(You have been warned - do not go past this line if you don't want to know)
People tell me all the time "You look so good!" Superficially, they're right - I'm thinner than I've been in 20 years, I'm starting to regain some mobility, my hair has been getting more beauty salon time than... well, ever.
But on the inside, I can picture this malignant mass, like a beautiful red apple with a worm buried inside. I'm slowly crumbling inward, maintaining a serene shell, but rotting from the inside out.
I've been running a fever most nights - nothing serious, just somewhere between 99.4 and 99.9, but my normal body temperature used to be somewhere around 97 degrees. I tire so easily - after four hours I'm wilting, by 8 hours I need to lay down. I can feel my capability slipping away - I forget things (managed to blow a simple suspense two weeks in a row), I forget words, I have to rely on notes more than I ever have.
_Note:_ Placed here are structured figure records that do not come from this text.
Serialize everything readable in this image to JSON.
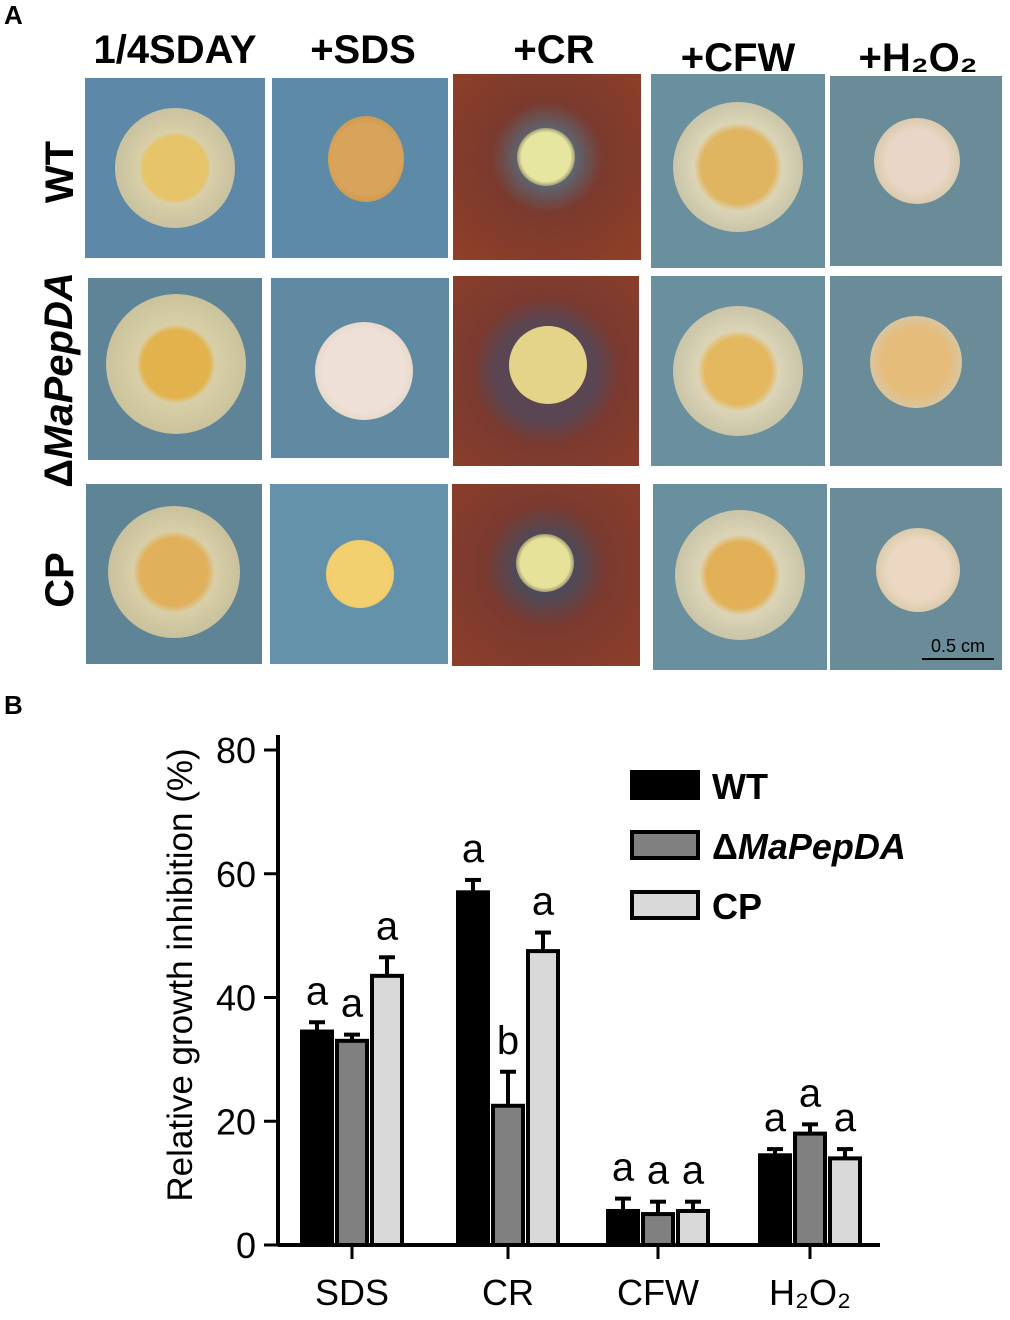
{
  "panel_a": {
    "letter": "A",
    "columns": [
      "1/4SDAY",
      "+SDS",
      "+CR",
      "+CFW",
      "+H₂O₂"
    ],
    "rows": [
      {
        "label": "WT",
        "italic_part": ""
      },
      {
        "label": "Δ",
        "italic_part": "MaPepDA"
      },
      {
        "label": "CP",
        "italic_part": ""
      }
    ],
    "scale_bar": "0.5 cm"
  },
  "panel_b": {
    "letter": "B"
  },
  "chart_data": {
    "type": "bar",
    "ylabel": "Relative growth inhibition (%)",
    "xlabel": "",
    "ylim": [
      0,
      80
    ],
    "yticks": [
      0,
      20,
      40,
      60,
      80
    ],
    "categories": [
      "SDS",
      "CR",
      "CFW",
      "H₂O₂"
    ],
    "series": [
      {
        "name": "WT",
        "legend_italic": "",
        "color": "#000000",
        "values": [
          34.5,
          57,
          5.5,
          14.5
        ],
        "errors": [
          1.5,
          2,
          2,
          1
        ],
        "letters": [
          "a",
          "a",
          "a",
          "a"
        ]
      },
      {
        "name": "Δ",
        "legend_italic": "MaPepDA",
        "color": "#808080",
        "values": [
          33,
          22.5,
          5,
          18
        ],
        "errors": [
          1,
          5.5,
          2,
          1.5
        ],
        "letters": [
          "a",
          "b",
          "a",
          "a"
        ]
      },
      {
        "name": "CP",
        "legend_italic": "",
        "color": "#d9d9d9",
        "values": [
          43.5,
          47.5,
          5.5,
          14
        ],
        "errors": [
          3,
          3,
          1.5,
          1.5
        ],
        "letters": [
          "a",
          "a",
          "a",
          "a"
        ]
      }
    ],
    "legend_position": "top-right",
    "grid": false
  }
}
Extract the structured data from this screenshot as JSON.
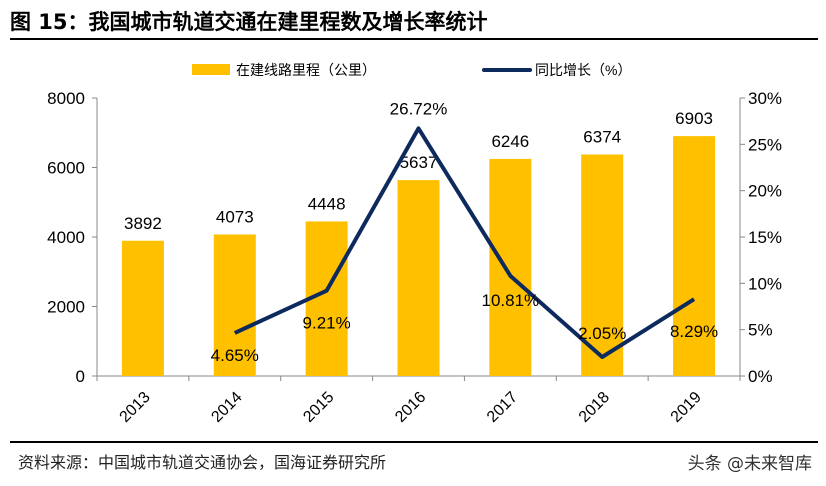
{
  "title": "图 15：我国城市轨道交通在建里程数及增长率统计",
  "source": "资料来源：中国城市轨道交通协会，国海证券研究所",
  "watermark": "头条 @未来智库",
  "chart_data": {
    "type": "bar+line",
    "categories": [
      "2013",
      "2014",
      "2015",
      "2016",
      "2017",
      "2018",
      "2019"
    ],
    "series": [
      {
        "name": "在建线路里程（公里）",
        "type": "bar",
        "axis": "left",
        "color": "#FFC000",
        "values": [
          3892,
          4073,
          4448,
          5637,
          6246,
          6374,
          6903
        ],
        "labels": [
          "3892",
          "4073",
          "4448",
          "5637",
          "6246",
          "6374",
          "6903"
        ]
      },
      {
        "name": "同比增长（%）",
        "type": "line",
        "axis": "right",
        "color": "#0D2A5E",
        "values": [
          null,
          4.65,
          9.21,
          26.72,
          10.81,
          2.05,
          8.29
        ],
        "labels": [
          "",
          "4.65%",
          "9.21%",
          "26.72%",
          "10.81%",
          "2.05%",
          "8.29%"
        ]
      }
    ],
    "left_axis": {
      "ylim": [
        0,
        8000
      ],
      "ticks": [
        "0",
        "2000",
        "4000",
        "6000",
        "8000"
      ]
    },
    "right_axis": {
      "ylim": [
        0,
        30
      ],
      "ticks": [
        "0%",
        "5%",
        "10%",
        "15%",
        "20%",
        "25%",
        "30%"
      ]
    },
    "legend": "top",
    "grid": false
  }
}
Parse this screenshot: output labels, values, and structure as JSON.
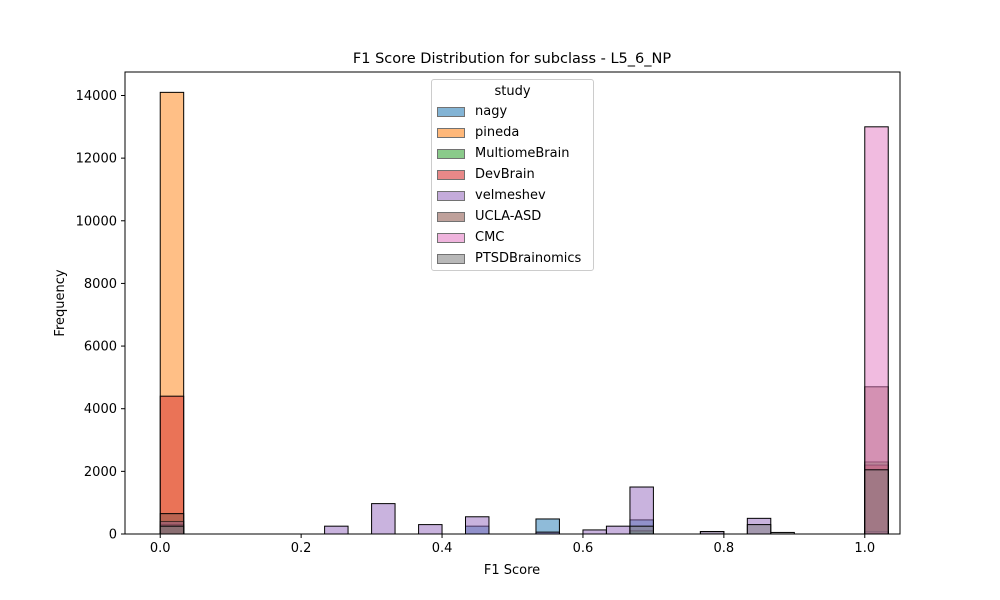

But mostly, it's emotional. I'm snappy, I'm irrational, I don't have any patience.
I don't know how people manage to get through bucket lists with holidays abroad or skydiving or elaborate "bat-kid" scenarios. But then again, I've never really been all that into physical achievements. My bucket list would be more along the lines of make a blog that people actively subscribe to and enjoy, or do an open-night stand-up comedy set that brought the house to hysterical laughter. Since progeny are out of the question, I want to live on with my words. That's a form of immortality, isn't it?